Ups and Downs on Vacation
04/07/2006 12:00 am EST
"With spring begun, I've searched for bullish and bearish ideas among companies that specialize in entertainment, distraction, and that glorious idea of vacation," notes Jocelynn Drake. Here, she looks at a potential winner among casinos and a loser among cruise lines.
"When it comes to locating a bullish bet, I didn't have to dig too deep to find Wynn Resorts (WYNN NASDAQ), which opened Wynn Las Vegas in 2005— a $2.4 billion resort and casino, on the site of the former Desert Inn on the Las Vegas Strip. The resort boasts a 2,700-room hotel, a casino with 2,000 slots and 135 table games, 18 restaurants, an 18-hole golf course, an art gallery, two wedding chapels, and a Ferrari and Maserati dealership. Furthermore, WYNN is developing an adjacent casino, Encore (opening in 2008), and a casino in Macau.
"Technically speaking, the shares have staged a solid rally since bouncing off support in the 42 area. The equity has tacked on more than 80% as it has climbed on the support of its ascending ten-week moving average. What's more, this uptrend has carried the equity through former resistance at the 76 level.
"Meanwhile, traders are determined to call a top to the stock's ascent. Options players have piled into the equity's puts, pushing its Schaeffer's put/call open interest ratio (SOIR) up to 1.54. This reading is higher than 94% of all those taken during the past 52 weeks. In other words, speculators have been more bearishly aligned toward the security only 6% of the time.
"Short interest has also swelled to hefty proportions. While the number of WYNN shares sold short dropped by 8.7% in March, the 8.6 million shorted shares still account for 17.9% of the security's float. What's more, it would take roughly five days to buy back these bearish bets at the stock's average daily trading volume. A continued unwinding of these positions could fuel a significant rally in WYNN. Overall, this combination of technical strength and overwhelming pessimistic sentiment has earned WYNN a Schaeffer's Equity Scorecard ranking of 8.0 out of 10.
"Near the bottom of my list of stocks I find Carnival (CCL NYSE) with an Equity Scorecard ranking of just 0.5. Let's take a closer look at this potential bearish opportunity. CCL is the world's number-one cruise operator, with 12 cruise lines and almost 80 ships carrying about 6.8 million passengers. The firm operates in North America primarily through its Princess Cruise Line, Holland America, and Seabourn luxury cruise brands, as well as its flagship Carnival Cruise Lines unit.
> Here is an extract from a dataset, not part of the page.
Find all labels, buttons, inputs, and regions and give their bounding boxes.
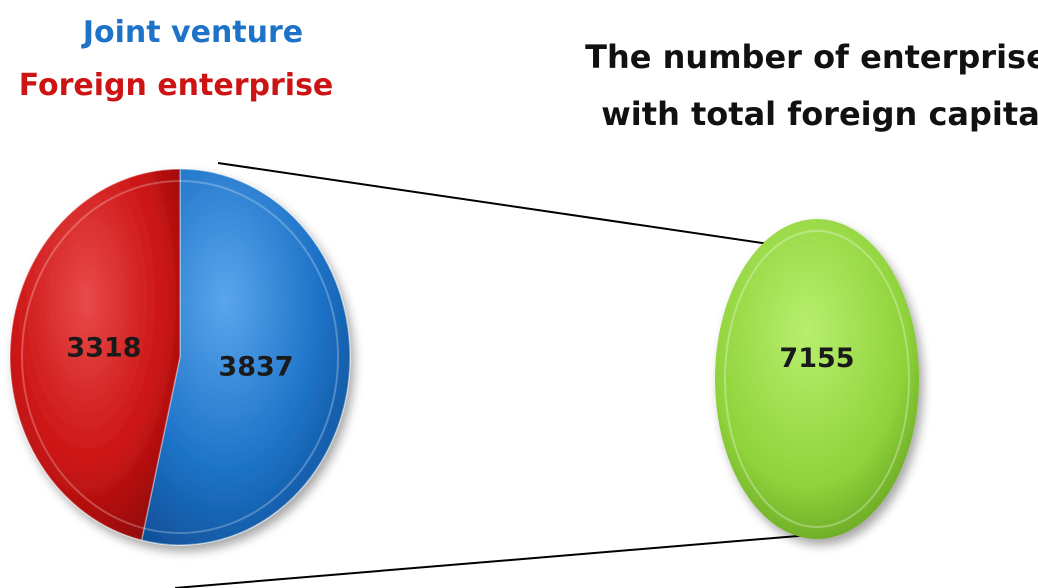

Brands such as AIDA, P&O Cruises, and Costa Cruises offer services to passengers in Europe while the Cunard Line operates the ocean liners Queen Mary 2 and the QE 2.
"From a technical perspective, it hasn't been pretty for CCL. The stock has underperformed the S&P 500 on a weekly basis since January 2005. Moving in for a closer look, the equity has slid lower from its January 13, 2006 peak of 56.14, shedding more than 16% under pressure from its 10-day and 20-day moving averages. What's more, the security has once again breached support at its 20-month trendline. The only concern I have with the stock from a technical point of view is the 46 level. This region buoyed the shares in April and October.
"Turning to the stock's sentiment backdrop, investors are extremely optimistic about the firm. Options players have exhibited a definite preference for bullish calls over puts. The equity's SOIR rests at 0.63 and is just one percent shy of hitting a new annual low. What's more, short sellers have grown complacent. In March, short interest dropped 16% to 10.9 million shares, or just 2% of the stock's float. With a short-interest ratio of 3.3 days to cover, the equity has little in the way of potential short-covering support.
"Even Wall Street has become enamored of the company. According to Zacks, 11 of the 14 analysts following CCL rate it a ‘buy’ or better. This configuration leaves ample room for potential downgrades. While CCL looks like a solid bearish bet, traders may want to wait to see if the stock will break through support at 46 before jumping in."